The painting, as currently displayed, shows a multicolored grid of lines with multiple thickened lines at the bottom. The abstract artwork is fashioned from black, blue, red and yellow adhesive tape.
The piece is meant to convey a skyline — which is what prompted curators to intuit that, over 75 years of being displayed, the artwork had been upside down.
“The thickening of the grid should be at the top, like a dark sky. Once I pointed it out to the other curators, we realized it was very obvious. I am 100% certain the picture is the wrong way around,” said Susanne Meyer-Büser, curator of the art collection of the German federal state of North Rhine-Westphalia, according to the Guardian.
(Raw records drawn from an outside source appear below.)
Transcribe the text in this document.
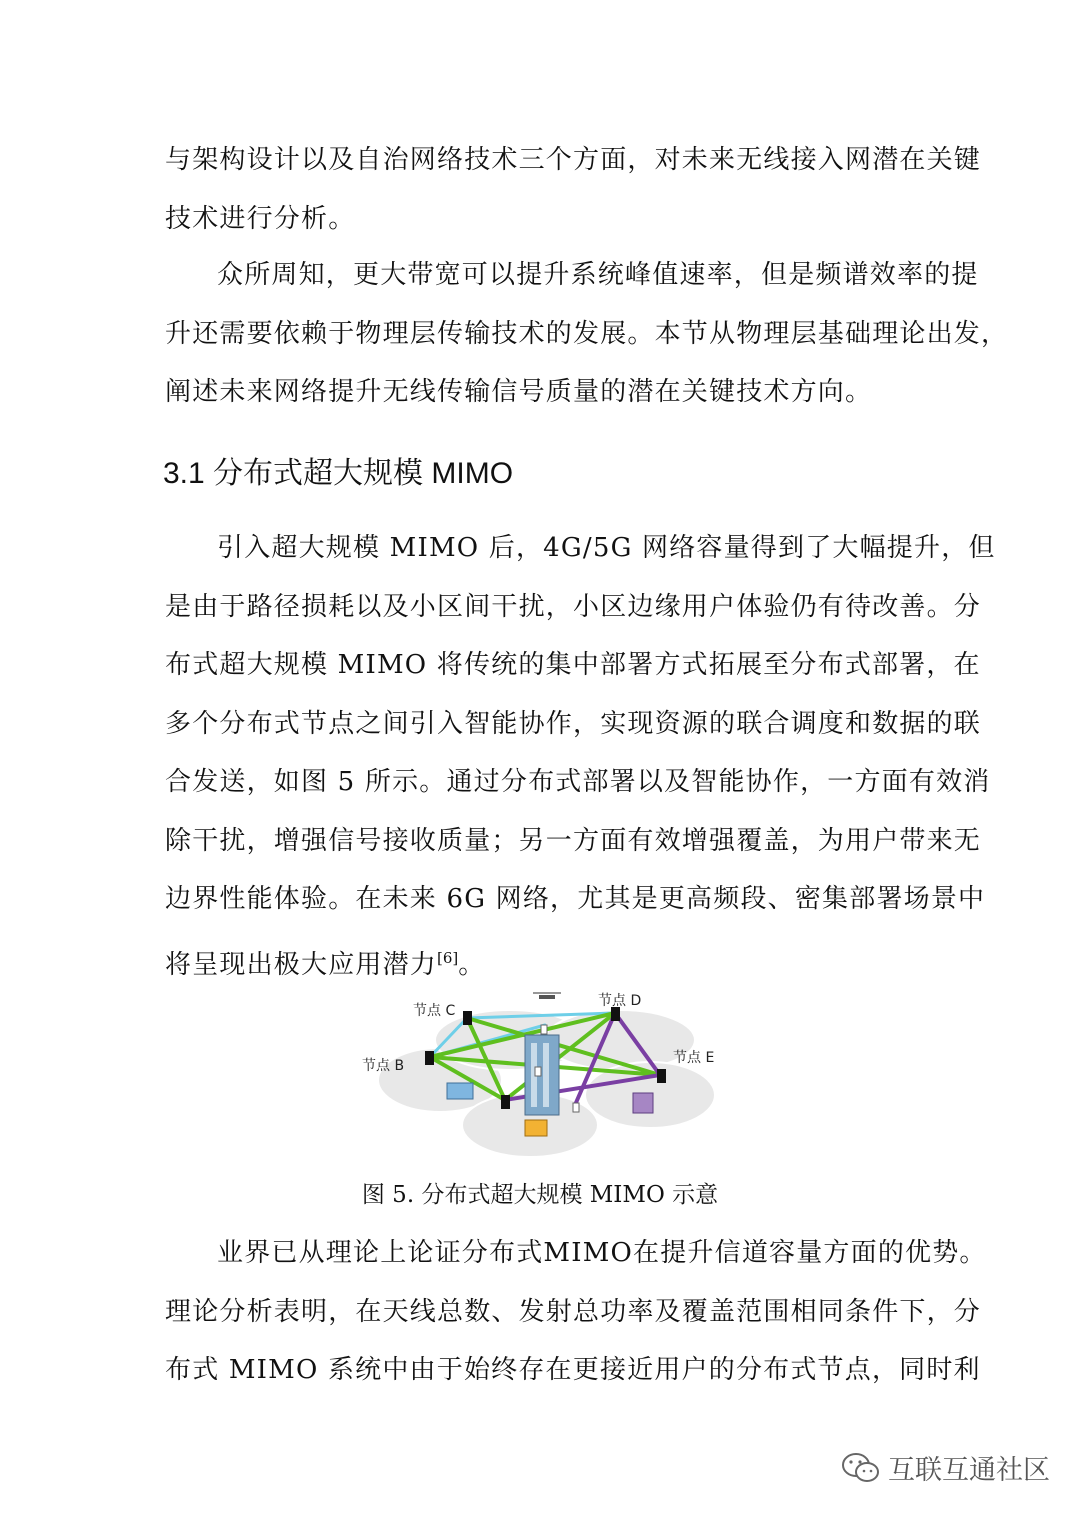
与架构设计以及自治网络技术三个方面，对未来无线接入网潜在关键
技术进行分析。
众所周知，更大带宽可以提升系统峰值速率，但是频谱效率的提
升还需要依赖于物理层传输技术的发展。本节从物理层基础理论出发，
阐述未来网络提升无线传输信号质量的潜在关键技术方向。
3.1 分布式超大规模 MIMO
引入超大规模 MIMO 后，4G/5G 网络容量得到了大幅提升，但
是由于路径损耗以及小区间干扰，小区边缘用户体验仍有待改善。分
布式超大规模 MIMO 将传统的集中部署方式拓展至分布式部署，在
多个分布式节点之间引入智能协作，实现资源的联合调度和数据的联
合发送，如图 5 所示。通过分布式部署以及智能协作，一方面有效消
除干扰，增强信号接收质量；另一方面有效增强覆盖，为用户带来无
边界性能体验。在未来 6G 网络，尤其是更高频段、密集部署场景中
将呈现出极大应用潜力[6]。
节点 C
节点 D
节点 B	节点 E
图 5. 分布式超大规模 MIMO 示意
业界已从理论上论证分布式MIMO在提升信道容量方面的优势。
理论分析表明，在天线总数、发射总功率及覆盖范围相同条件下，分
布式 MIMO 系统中由于始终存在更接近用户的分布式节点，同时利
互联互通社区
The age of the adhesive tape used in the piece, however, means that “New York City 1” will have to stay upside down going forward.
“The adhesive tapes are already extremely loose and hanging by a thread. If you were to turn it upside down now, gravity would pull it into another direction. And it’s now part of the work’s story,” explained Ms. Meyer-Büser, according to the Guardian.
The error could date back to the piece’s original unboxing for the New York Museum of Modern Art in 1945.
“Was it a mistake when someone removed the work from its box? Was someone being sloppy when the work was in transit? It’s impossible to say,” Ms. Meyer-Büser said at a press conference announcing the collection’s upcoming Mondrian exhibition, according to art website Hyperallergic.